Par 5 voix contre 0 et 3 abstentions, la Commission des institutions politiques du Conseil des Etats (CIP-E) a approuvé au vote sur l’ensemble un projet de révision de la loi sur l’asile (10.052 é Loi sur l’asile. Modification ; projet 1), par lequel elle propose une série de modifications à même de déployer leurs effets à court terme.
Le projet vise notamment à supprimer la possibilité de déposer une demande d’asile auprès d’une représentation suisse à l’étranger. Une proposition visant à maintenir cette possibilité a été rejetée par 5 voix contre 3 et 2 abstentions.

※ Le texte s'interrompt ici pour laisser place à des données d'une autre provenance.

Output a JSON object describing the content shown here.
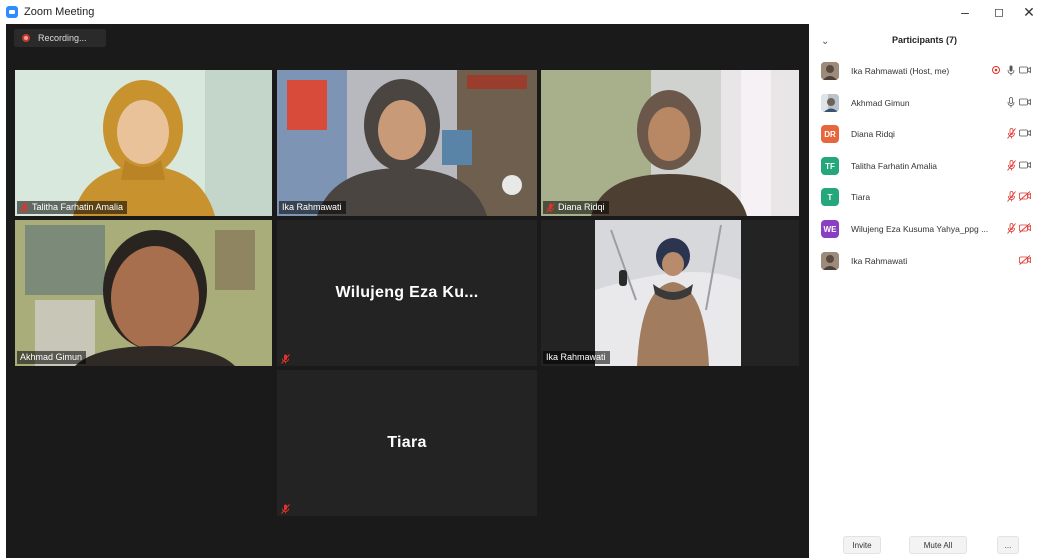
{
  "window": {
    "title": "Zoom Meeting",
    "minimize_glyph": "–",
    "maximize_glyph": "◻",
    "close_glyph": "✕"
  },
  "recording": {
    "label": "Recording..."
  },
  "tiles": [
    {
      "name": "Talitha Farhatin Amalia",
      "muted": true,
      "active": false
    },
    {
      "name": "Ika Rahmawati",
      "muted": false,
      "active": true
    },
    {
      "name": "Diana Ridqi",
      "muted": true,
      "active": false
    },
    {
      "name": "Akhmad Gimun",
      "muted": false,
      "active": false
    },
    {
      "name": "Wilujeng  Eza  Ku...",
      "muted": true,
      "active": false
    },
    {
      "name": "Ika Rahmawati",
      "muted": false,
      "active": false
    },
    {
      "name": "Tiara",
      "muted": true,
      "active": false
    }
  ],
  "panel": {
    "title": "Participants (7)",
    "collapse_glyph": "⌄",
    "participants": [
      {
        "initials": "",
        "name": "Ika Rahmawati (Host, me)",
        "avatar_color": "#7c6a5a",
        "photo": true,
        "mic": "on",
        "video": "on",
        "host": true
      },
      {
        "initials": "",
        "name": "Akhmad Gimun",
        "avatar_color": "#9aa4ad",
        "photo": true,
        "mic": "on",
        "video": "on",
        "host": false
      },
      {
        "initials": "DR",
        "name": "Diana Ridqi",
        "avatar_color": "#e8663d",
        "photo": false,
        "mic": "off",
        "video": "on",
        "host": false
      },
      {
        "initials": "TF",
        "name": "Talitha Farhatin Amalia",
        "avatar_color": "#23a77b",
        "photo": false,
        "mic": "off",
        "video": "on",
        "host": false
      },
      {
        "initials": "T",
        "name": "Tiara",
        "avatar_color": "#23a77b",
        "photo": false,
        "mic": "off",
        "video": "off",
        "host": false
      },
      {
        "initials": "WE",
        "name": "Wilujeng Eza Kusuma Yahya_ppg ...",
        "avatar_color": "#8a3fc2",
        "photo": false,
        "mic": "off",
        "video": "off",
        "host": false
      },
      {
        "initials": "",
        "name": "Ika Rahmawati",
        "avatar_color": "#7c6a5a",
        "photo": true,
        "mic": "none",
        "video": "off",
        "host": false
      }
    ],
    "footer": {
      "invite": "Invite",
      "mute_all": "Mute All",
      "more": "..."
    }
  },
  "colors": {
    "active_speaker": "#c7e06a",
    "muted_red": "#e0332d",
    "zoom_blue": "#2d8cff"
  }
}
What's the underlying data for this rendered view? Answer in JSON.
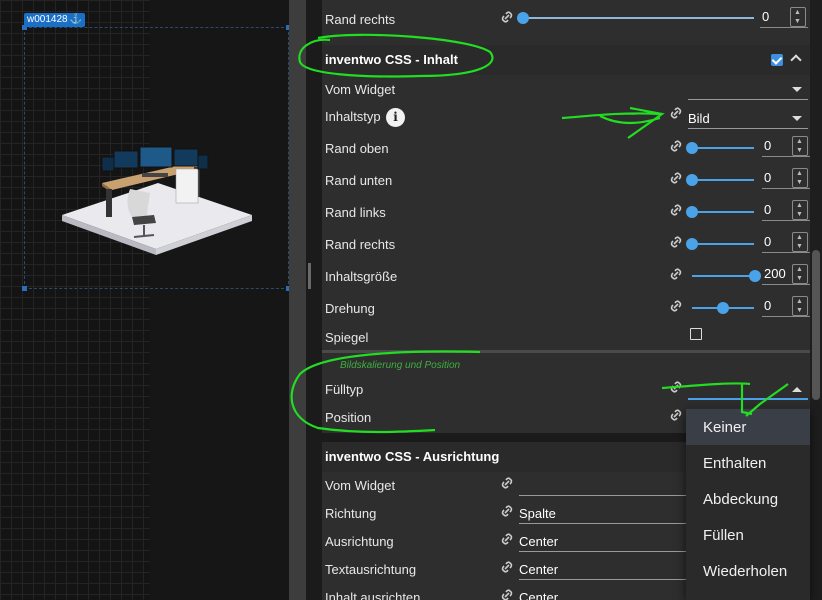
{
  "canvas": {
    "widget_id": "w001428",
    "anchor_glyph": "⚓"
  },
  "panel": {
    "top_row": {
      "label": "Rand rechts",
      "value": "0"
    },
    "section_inhalt": {
      "title": "inventwo CSS - Inhalt",
      "enabled": true,
      "rows": {
        "vom_widget": {
          "label": "Vom Widget",
          "value": ""
        },
        "inhaltstyp": {
          "label": "Inhaltstyp",
          "value": "Bild",
          "info_glyph": "i"
        },
        "rand_oben": {
          "label": "Rand oben",
          "value": "0"
        },
        "rand_unten": {
          "label": "Rand unten",
          "value": "0"
        },
        "rand_links": {
          "label": "Rand links",
          "value": "0"
        },
        "rand_rechts": {
          "label": "Rand rechts",
          "value": "0"
        },
        "inhaltsgroesse": {
          "label": "Inhaltsgröße",
          "value": "200"
        },
        "drehung": {
          "label": "Drehung",
          "value": "0"
        },
        "spiegel": {
          "label": "Spiegel",
          "checked": false
        }
      },
      "subgroup_title": "Bildskalierung und Position",
      "fuelltyp": {
        "label": "Fülltyp",
        "value": ""
      },
      "position": {
        "label": "Position"
      }
    },
    "section_ausrichtung": {
      "title": "inventwo CSS - Ausrichtung",
      "rows": {
        "vom_widget": {
          "label": "Vom Widget",
          "value": ""
        },
        "richtung": {
          "label": "Richtung",
          "value": "Spalte"
        },
        "ausrichtung": {
          "label": "Ausrichtung",
          "value": "Center"
        },
        "textausrichtung": {
          "label": "Textausrichtung",
          "value": "Center"
        },
        "inhalt_ausrichten": {
          "label": "Inhalt ausrichten",
          "value": "Center"
        }
      }
    }
  },
  "dropdown": {
    "options": [
      "Keiner",
      "Enthalten",
      "Abdeckung",
      "Füllen",
      "Wiederholen"
    ],
    "highlighted": "Keiner"
  },
  "colors": {
    "accent": "#4aa3e8",
    "annotation": "#22dd22",
    "panel_bg": "#2e2e2e"
  }
}
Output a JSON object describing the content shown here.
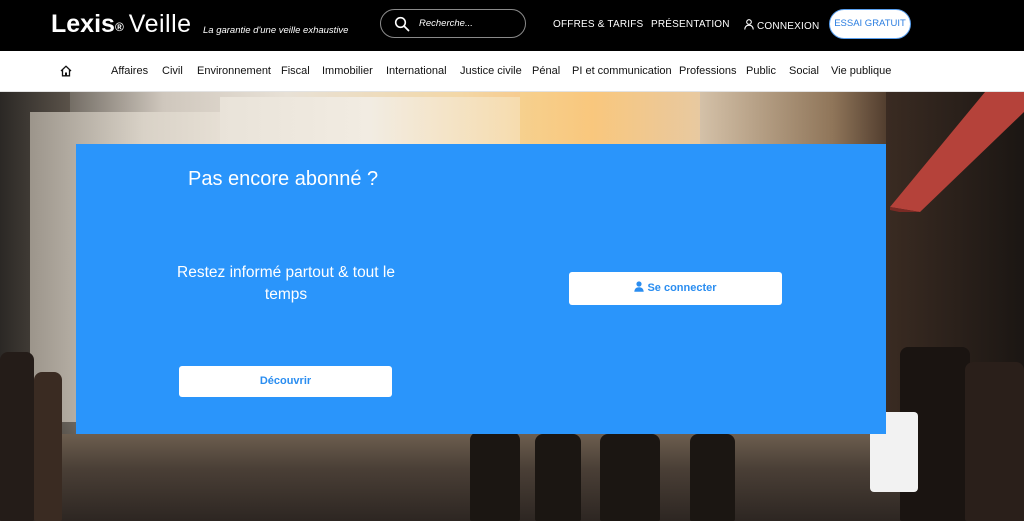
{
  "header": {
    "brand_part1": "Lexis",
    "brand_reg": "®",
    "brand_part2": "Veille",
    "tagline": "La garantie d'une veille exhaustive",
    "search_placeholder": "Recherche...",
    "nav": {
      "offres": "OFFRES & TARIFS",
      "presentation": "PRÉSENTATION",
      "connexion": "CONNEXION",
      "essai": "ESSAI GRATUIT"
    }
  },
  "categories": [
    "Affaires",
    "Civil",
    "Environnement",
    "Fiscal",
    "Immobilier",
    "International",
    "Justice civile",
    "Pénal",
    "PI et communication",
    "Professions",
    "Public",
    "Social",
    "Vie publique"
  ],
  "hero": {
    "title": "Pas encore abonné ?",
    "subtitle": "Restez informé partout & tout le temps",
    "discover_button": "Découvrir",
    "connect_button": "Se connecter"
  },
  "colors": {
    "panel": "#2a95fb",
    "button_text": "#2a8df0",
    "header_bg": "#000000"
  },
  "icons": {
    "home": "home-icon",
    "search": "search-icon",
    "user": "user-icon"
  }
}
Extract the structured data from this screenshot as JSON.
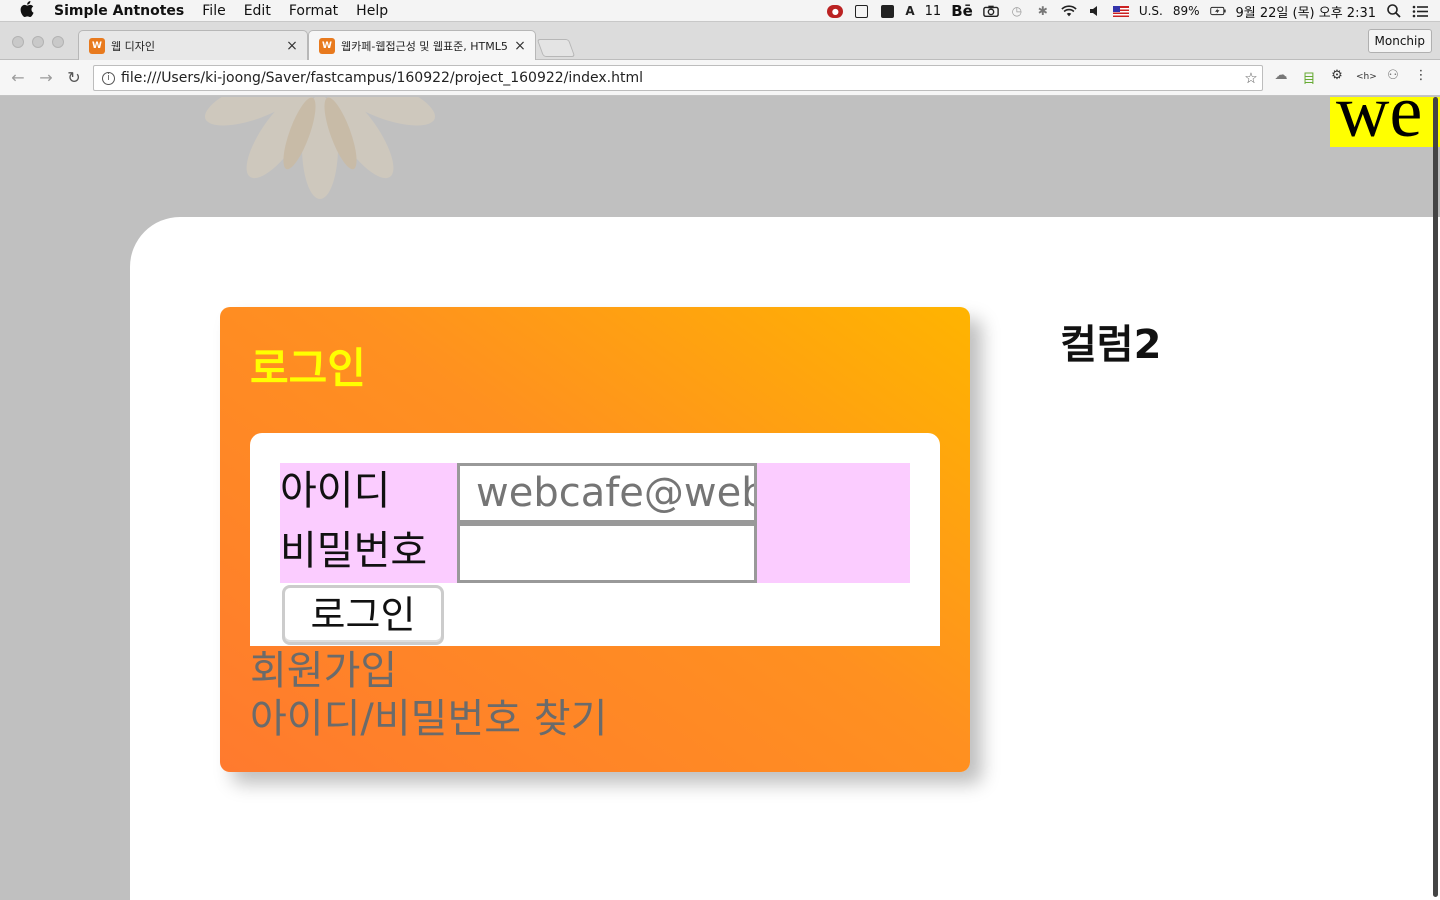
{
  "menubar": {
    "apple": "",
    "app_name": "Simple Antnotes",
    "items": [
      "File",
      "Edit",
      "Format",
      "Help"
    ],
    "status": {
      "counter": "11",
      "behance": "Bē",
      "input_source": "U.S.",
      "battery": "89%",
      "datetime": "9월 22일 (목) 오후 2:31"
    }
  },
  "browser": {
    "tabs": [
      {
        "label": "웹 디자인",
        "close": "×"
      },
      {
        "label": "웹카페-웹접근성 및 웹표준, HTML5",
        "close": "×"
      }
    ],
    "profile": "Monchip",
    "nav": {
      "back": "←",
      "forward": "→",
      "reload": "↻"
    },
    "url": "file:///Users/ki-joong/Saver/fastcampus/160922/project_160922/index.html",
    "star": "☆",
    "extensions": [
      "☁",
      "目",
      "⚙",
      "<h>",
      "⚇",
      "⋮"
    ]
  },
  "page": {
    "brand_text": "we",
    "login": {
      "title": "로그인",
      "id_label": "아이디",
      "id_placeholder": "webcafe@webcafe.com",
      "password_label": "비밀번호",
      "password_value": "",
      "button_label": "로그인",
      "signup_link": "회원가입",
      "find_link": "아이디/비밀번호 찾기"
    },
    "column2_title": "컬럼2"
  },
  "colors": {
    "background": "#c0c0c0",
    "brand_highlight": "#ffff00",
    "card_gradient_start": "#ff7a2e",
    "card_gradient_end": "#ffb400",
    "title_color": "#ffff00",
    "form_bg": "#fbccff",
    "link_color": "#6b6b6b"
  }
}
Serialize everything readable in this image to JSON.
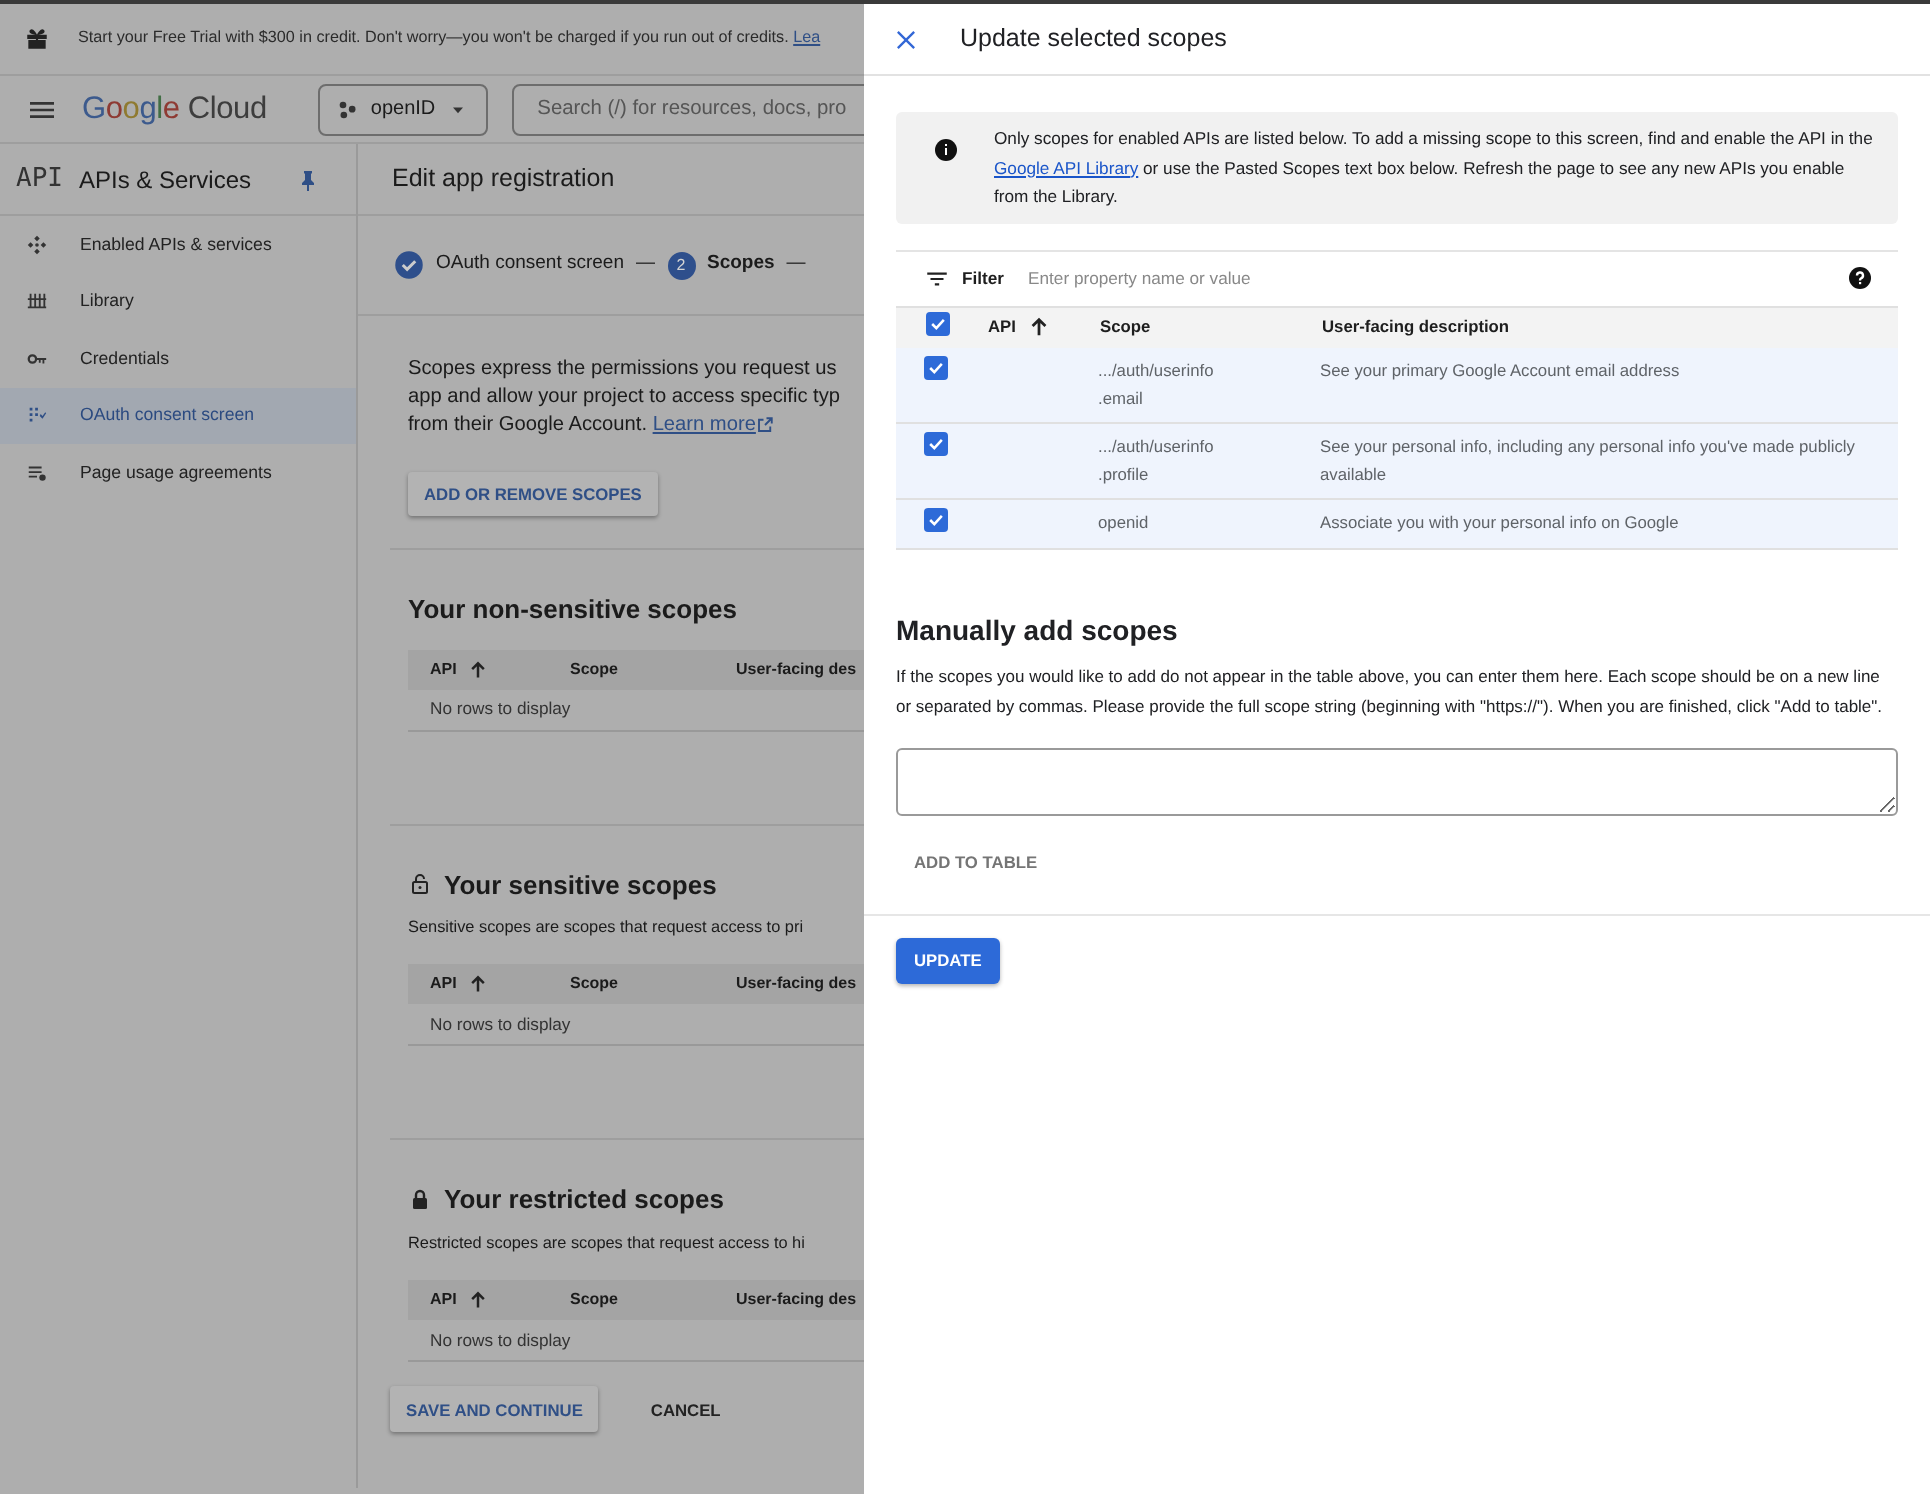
{
  "banner": {
    "text": "Start your Free Trial with $300 in credit. Don't worry—you won't be charged if you run out of credits.",
    "link": "Lea"
  },
  "header": {
    "logo_first": "Google",
    "logo_second": "Cloud",
    "project": "openID",
    "search_placeholder": "Search (/) for resources, docs, pro"
  },
  "sidebar": {
    "badge": "API",
    "title": "APIs & Services",
    "items": [
      {
        "label": "Enabled APIs & services",
        "selected": false
      },
      {
        "label": "Library",
        "selected": false
      },
      {
        "label": "Credentials",
        "selected": false
      },
      {
        "label": "OAuth consent screen",
        "selected": true
      },
      {
        "label": "Page usage agreements",
        "selected": false
      }
    ]
  },
  "page": {
    "title": "Edit app registration",
    "steps": [
      {
        "label": "OAuth consent screen",
        "kind": "done",
        "separator": "—"
      },
      {
        "label": "Scopes",
        "kind": "current",
        "number": "2",
        "separator": "—"
      }
    ],
    "intro": {
      "text": "Scopes express the permissions you request us\napp and allow your project to access specific typ\nfrom their Google Account.",
      "link": "Learn more"
    },
    "add_button": "ADD OR REMOVE SCOPES",
    "sections": [
      {
        "title": "Your non-sensitive scopes",
        "kind": "plain",
        "columns": [
          "API",
          "Scope",
          "User-facing des"
        ],
        "empty": "No rows to display"
      },
      {
        "title": "Your sensitive scopes",
        "kind": "sensitive",
        "description": "Sensitive scopes are scopes that request access to pri",
        "columns": [
          "API",
          "Scope",
          "User-facing des"
        ],
        "empty": "No rows to display"
      },
      {
        "title": "Your restricted scopes",
        "kind": "restricted",
        "description": "Restricted scopes are scopes that request access to hi",
        "columns": [
          "API",
          "Scope",
          "User-facing des"
        ],
        "empty": "No rows to display"
      }
    ],
    "actions": [
      {
        "label": "SAVE AND CONTINUE",
        "kind": "raised"
      },
      {
        "label": "CANCEL",
        "kind": "text"
      }
    ]
  },
  "panel": {
    "title": "Update selected scopes",
    "notice": {
      "before": "Only scopes for enabled APIs are listed below. To add a missing scope to this screen, find and enable the API in the",
      "link": "Google API Library",
      "after": "or use the Pasted Scopes text box below. Refresh the page to see any new APIs you enable from the Library."
    },
    "filter": {
      "label": "Filter",
      "placeholder": "Enter property name or value"
    },
    "table": {
      "all_checked": true,
      "columns": [
        "API",
        "Scope",
        "User-facing description"
      ],
      "rows": [
        {
          "scope": ".../auth/userinfo\n.email",
          "description": "See your primary Google Account email address",
          "checked": true
        },
        {
          "scope": ".../auth/userinfo\n.profile",
          "description": "See your personal info, including any personal info you've made publicly available",
          "checked": true
        },
        {
          "scope": "openid",
          "description": "Associate you with your personal info on Google",
          "checked": true
        }
      ]
    },
    "manual": {
      "title": "Manually add scopes",
      "text": "If the scopes you would like to add do not appear in the table above, you can enter them here. Each scope should be on a new line or separated by commas. Please provide the full scope string (beginning with \"https://\"). When you are finished, click \"Add to table\".",
      "add_button": "ADD TO TABLE"
    },
    "update_button": "UPDATE"
  }
}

La commission propose en outre, par 8 voix contre 4, que les demandeurs d’asile qui font valoir uniquement l’objection de conscience ou la désertion comme motif de persécution ne soient plus reconnus comme réfugiés en Suisse, mais qu’ils soient tout au plus admis à titre provisoire.
D’après l’art. 29a de la Constitution, toute personne a droit à ce que sa cause soit jugée par une autorité judiciaire. Cette garantie, fondamentale pour un Etat de droit, doit également être accordée aux demandeurs d’asile déboutés qui n’ont pas obtenu le soutien des autorités cantonales pour obtenir le statut de « cas de rigueur ». Contrairement à l’avis du Conseil fédéral, la commission a suivi, par 5 voix contre 5 et avec la voix prépondérante du président, une recommandation du Tribunal fédéral allant dans ce sens.
Par 8 voix contre 0, la CIP-E propose à son conseil d’introduire une nouvelle disposition visant à ce que les demandes d’asile déposées par des mineurs non accompagnés soient traitées en priorité. Ce faisant, elle donne suite à une pétition déposée dans le cadre de la Session des jeunes 2010.
La commission approuve en outre la proposition du Conseil fédéral visant à obliger les requérants à faire valoir toute atteinte à leur santé dès le début de la procédure d’asile. Elle propose toutefois d’assouplir cette obligation : les atteintes à la santé invoquées ultérieurement ne devront plus forcément être prouvées, mais simplement être « rendues vraisemblables » si des motifs excusables expliquent le retard ou si, dans un cas particulier, une preuve ne peut être apportée pour des raisons médicales.
Par ailleurs, la commission soutient le Conseil fédéral dans sa volonté de simplifier le système de procédure de non-entrée en matière, qu’elle juge pour le moins confus. Elle souhaite donc que ce système soit uniquement appliqué aux « cas Dublin », aux cas de renvoi dans un Etat tiers sûr et aux requérants ne présentant aucun motif d’asile reconnu.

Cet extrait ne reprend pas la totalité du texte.